Now is it correct to do the following?
## Using predict function to predict the values of the 3 collinear predictors
axes1 <- predict(myPCA1, newdata = df)
head(axes1)
subset1 <- cbind(df, axes1)
names(subset1)
### Removing the actual 3 collinear predictors and getting a dataset with the ID and 3 predictors who are no long collinear
subset1<- subset1[,-c(2:4)]
summary(subset1)
## Merge this to the actual dataset to use for further analysis in linear mixed effect models
Thanks for helping! :)
PS- I did read https://stats.stackexchange.com/questions/72839/how-to-use-r-prcomp-results-for-prediction/72847#72847
But was still unsure. Which is why I am asking here.
Is it incorrect to use the predict function and get the values for the 3 collinear predictors and use the predicted values for further analysis?

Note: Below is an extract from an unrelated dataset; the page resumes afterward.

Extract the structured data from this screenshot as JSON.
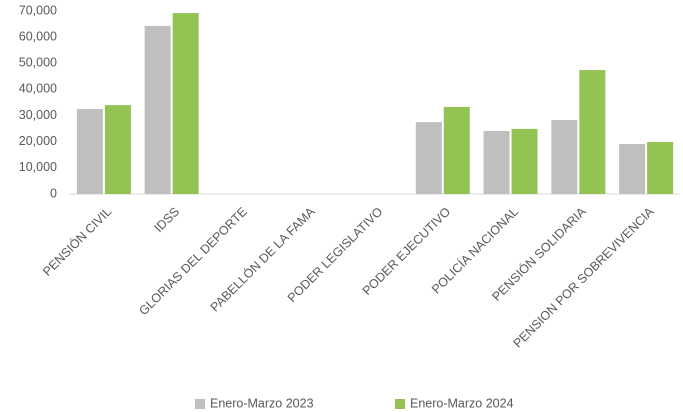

Yes. The values are the same as
myPCA1$x
Or since the first two axes capture the majority of variance (70% in the demo dataset and 96% in the actual dataset) Should I use only the values from the first two axes instead of the 3 predicted values for further analysis?
I personally only use the first axis (but that's when it explains at least 70%). However I don't see any issue with using multiple. The second axis is orthogonal to the first axis. I guess my caution would be that you would have to understand what the PCA axis represent in terms of your predictor variables (e.g., does predictor 1 increase or decrease along the PCA1 vs PCA2?). Including a third one increases the number of predictors in the model and you have to question where or not the extra 30 percent of the variation is worth to include versus potential model overfitting?
Also not sure if this is a question for stackoverflow or crossvalidated.